Et, comme le rappelle Lemonde.fr, entre Macé-Scaron et les accusations de plagiat, « c’est une vielle histoire »... Pour son deuxième roman Le cavalier de la nuit (Julliard, 1998), Le Canard enchaîné du 3 février 1999 avait relevé des similitudes entre un passage et un paragraphe de la préface de Ainsi parlait le hassidisme (Cerf, 1990) de Victor Malka. Intertextualité, quand tu nous tiens...
Copier-coller
On pourrait en rester là. Et nous aurions volontiers laissé les professionnels de la critique littéraire à leurs querelles (aussi intéressantes soient-elles) si, mis en cause, nous n’avions poursuivi notre brève enquête.
Pourquoi ? Parce que le copier-coller et le copain-copain ne sont pas l’apanage du seul Macé-Scaron. Ni le cumul : « il occupe des postes de direction à Marianne et au Magazine littéraire […] ; chroniqueur, il commente et débat régulièrement sur I-Télé, Canal+, RTL, France Culture et c’est tout […] », déclare en tout inconscience Pierre Assouline. Pourtant à s’exprimer si souvent on risque de dire (ou de faire) des « conneries »… On le devine : ce cas particulier est un cas d’école.
Le copier-coller ne concerne pas la seule littérature. Passons sur la reproduction à l’identique, mais sans la mentionner, d’une même enquête dans un même journal à quelques mois de distance. Sans le mentionner : cette forme d’autoplagiat est une tromperie. Comme celle que nous avions soupçonnée en 2003, s’agissant d’une « enquête » du Nouvel Observateur : autoplagiat confirmé par Le Canard enchaîné, comme nous le relevions ici même.
Mais le copier-coller le plus fréquent relève de la « circulation circulaire de l’information », avec omission de la source initiale. Personne – nous-mêmes y compris – n’est à l’abri de cette facilité. Mais cette facilité peut prendre une forme systématique – et ce n’est pas le souci d’éviter la multiplication des notes de bas de page qui explique la fréquence des recopiages entre les articles de divers médias.

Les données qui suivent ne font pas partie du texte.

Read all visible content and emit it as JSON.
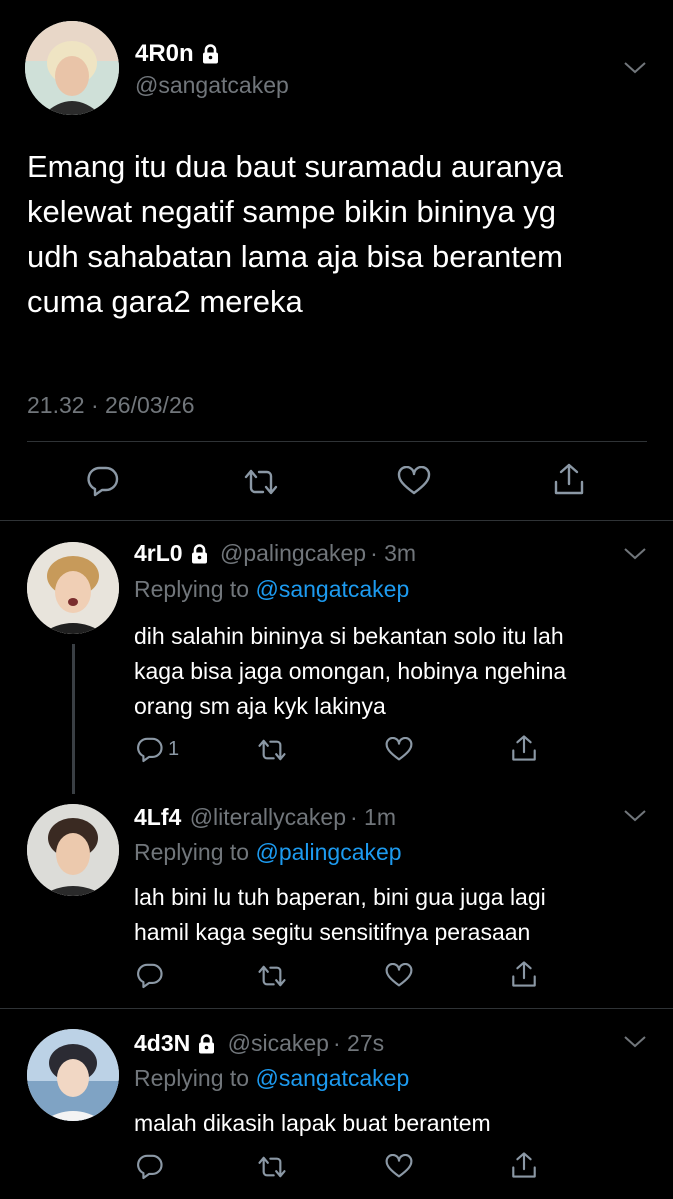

Or de nombreux témoignages concordants attestent que Joseph Macé-Scaron ne pratique pas seulement l’emprunt littéraire mais que, confondant la liberté de l’écrivain avec l’ascèse du journaliste, le journaliste se montre aussi « libre » que l’écrivain.
Sinon pourquoi serait-il affublé dans les rédactions elles-mêmes de ces charmants surnoms : « Macé Xerox », « Macé Scanner » ou « Copiant-collant » ? Pourquoi un témoin qui souhaite garder l’anonymat, mais dont nous garantissons la probité, nous a-t-il rapporté une anecdote remontant aux années 80, selon laquelle le service politique du Monde se serait alors inquiété auprès de Joseph Macé-Scaron de ses multiples emprunts ? Tout laissait penser alors que Macé-Scaron n’interprétait même pas : il glosait.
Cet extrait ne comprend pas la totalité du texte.